U.S. labor secretary pushes for training
U.S. Labor Secretary Eugene Scalia was in Milwaukee on Tuesday to address shortages of skilled workers and a training program at Rockwell Automation.
Scalia toured the company’s Academy of Advanced Manufacturing, a 12week program that prepares military veterans for jobs in areas such as factory machine installation and field-service work.
The labor secretary said Rockwell’s efforts were timely as manufacturers clamor for talent in high-tech workplaces.
“One of the most critical challenges we face right now in job markets is ensuring that we have workers with the skills to fill the jobs that our economy is creating,” he said.
Rockwell, one of the world’s largest manufacturers of industrial automation equipment, has partnered with Milwaukee-based Manpower Group to address the issue.
“Many times, what limits manufacturers is the fact that they don’t have enough skilled workers. People are retiring faster than the population is replacing them,” said Mary Burgoon, who leads the Academy of Advanced Manufacturing.
Scalia, son of the late Supreme Court Justice Antonin Scalia, was named Trump’s labor secretary last fall.
The Trump administration has proposed expanding apprenticeship programs by creating an alternative model in which oversight would be transferred from the government to industry groups.
The objective of the IndustryRecognized Apprenticeship Programs is to ramp up business participation with less government red tape and oversight.
“It would give employers and business associations, unions and others more flexibility in designing and recognizing apprenticeship programs,” Scalia said.
Since Rockwell’s training program was launched in 2017, it has graduated 170 veterans in 10 classes. The company covers expenses including housing
and meals, and it pays trainees while they’re in the 40-hour-per-week program.
“We treat them like an employee, and they work as hard as an employee,” Burgoon said. “But they aren’t trained to necessarily work for Rockwell. Our mission and our purpose is to support manufacturing in general, and veterans.”
About 40% of the instruction time is in a classroom, while the rest is spent in a laboratory that simulates a factory workplace.

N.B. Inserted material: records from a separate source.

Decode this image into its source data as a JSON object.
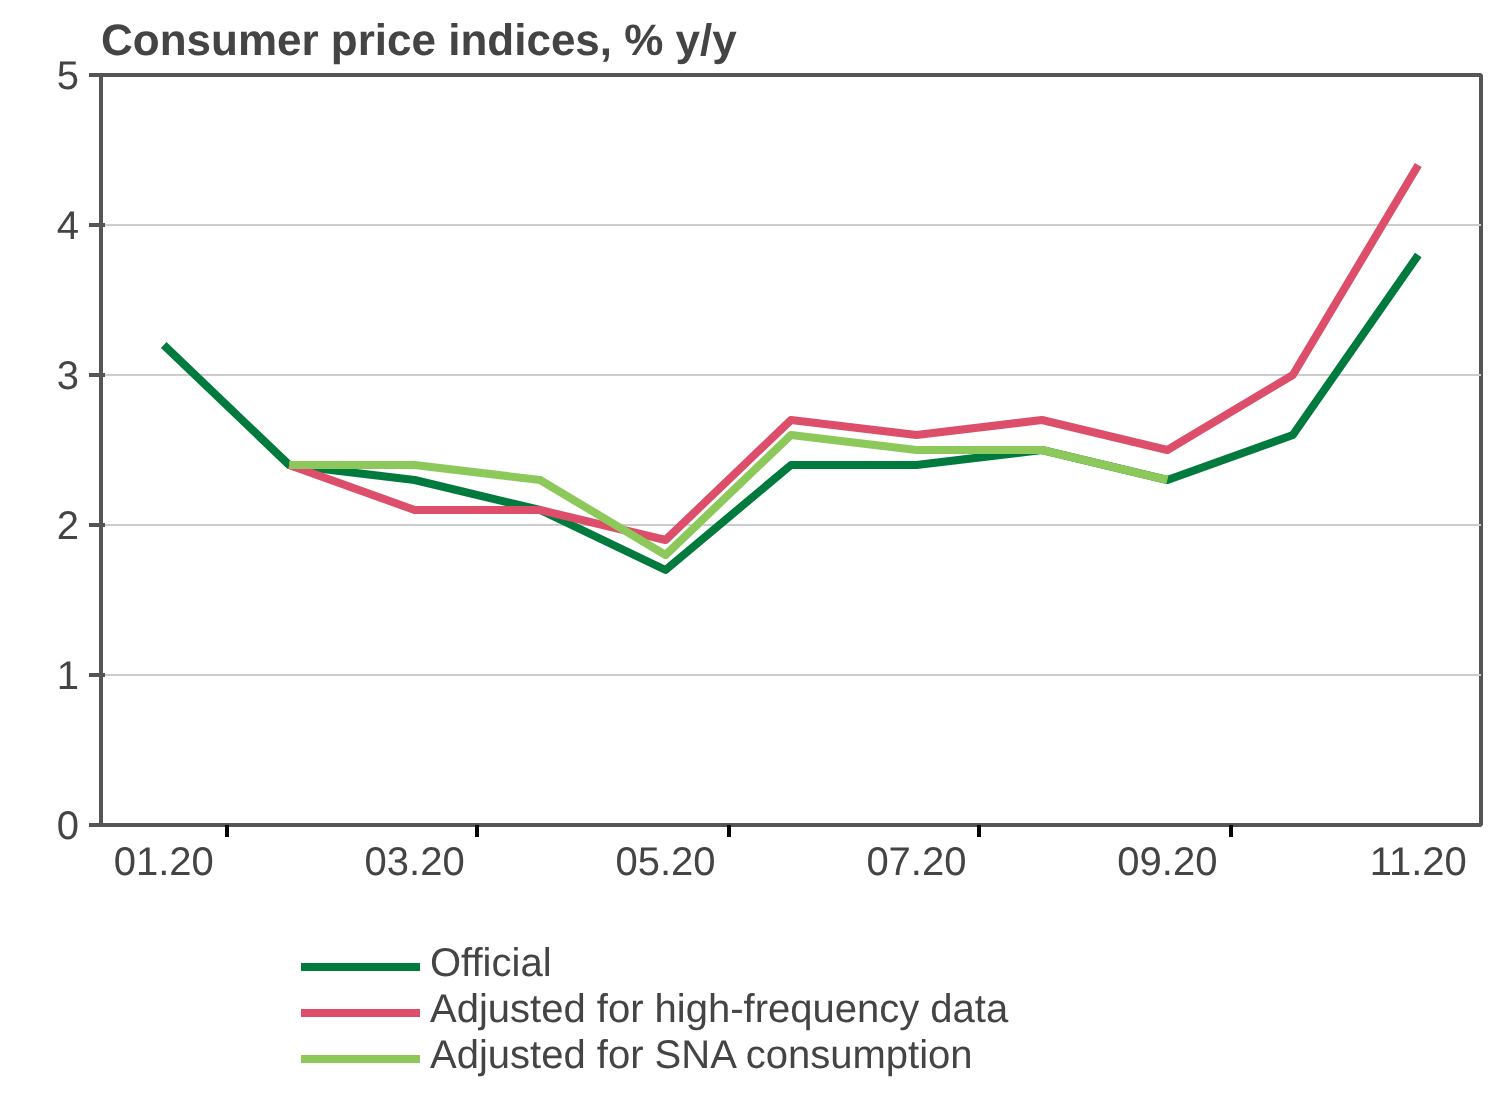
{
  "chart_data": {
    "type": "line",
    "title": "Consumer price indices, % y/y",
    "categories": [
      "01.20",
      null,
      "03.20",
      null,
      "05.20",
      null,
      "07.20",
      null,
      "09.20",
      null,
      "11.20"
    ],
    "series": [
      {
        "name": "Official",
        "color": "#007a3d",
        "values": [
          3.2,
          2.4,
          2.3,
          2.1,
          1.7,
          2.4,
          2.4,
          2.5,
          2.3,
          2.6,
          3.8
        ]
      },
      {
        "name": "Adjusted for high-frequency data",
        "color": "#dc4e69",
        "values": [
          null,
          2.4,
          2.1,
          2.1,
          1.9,
          2.7,
          2.6,
          2.7,
          2.5,
          3.0,
          4.4
        ]
      },
      {
        "name": "Adjusted for SNA consumption",
        "color": "#8cc85a",
        "values": [
          null,
          2.4,
          2.4,
          2.3,
          1.8,
          2.6,
          2.5,
          2.5,
          2.3,
          null,
          null
        ]
      }
    ],
    "ylim": [
      0,
      5
    ],
    "yticks": [
      0,
      1,
      2,
      3,
      4,
      5
    ],
    "grid": "y",
    "legend": "bottom"
  }
}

The program focuses on veterans coming from technical backgrounds in the military, such as avionics and nuclear submarines.
“We have a diligent and rigorous recruiting and screening process. We are looking for veterans who had quite heavy technical experience,” Burgoon said.
The program’s had about a 90% graduation rate. Some students have dropped out because the pace was too fast for them or they couldn’t meet the instruction standards, according to Burgoon.
On average, the veterans had about eight years of military experience.
The program is not an apprenticeship. The latter is regulated by the State of Wisconsin or the federal government and typically runs for several years.
“We are not looking to replace those two-year apprenticeships,” Burgoon said.
Some of the graduates will become technicians in process controls, instrumentation and electronics. Some may go directly into supervisory roles because they had leadership experience in the military. Most will have job offers before they complete the program.
Trump’s Industry-Recognized Apprenticeship Program proposal is still under review at the Department of Labor where it has received thousands of public comments.
“That rule is one we have been working on for the last year. I expect that we will be finalizing it in the next few weeks,” Scalia said.
Labor unions say it would undermine traditional apprenticeships that are partnerships between businesses, government and labor.
There would be little accountability if industry alone creates apprenticeship curricula and sets the standards, said Pam Fendt, president of the Milwaukee Labor Council AFL-CIO.
“It could change to what industry thinks is necessary to become a tower crane operator or to abate asbestos, for example, without government oversight,” Fendt said. “Is that a risk you would want to take?”
The building trades worry that industry’s motivation is to train more nonunion workers. The Department of Labor seemed to ease that concern by exempting construction from the alternative apprenticeships.
But labor unions say they’d rather not see the alternative apprenticeships at all because they would weaken workplace standards.
“I don’t think manufacturing unions want to short circuit things, any more than construction wants to do that,” Fendt said.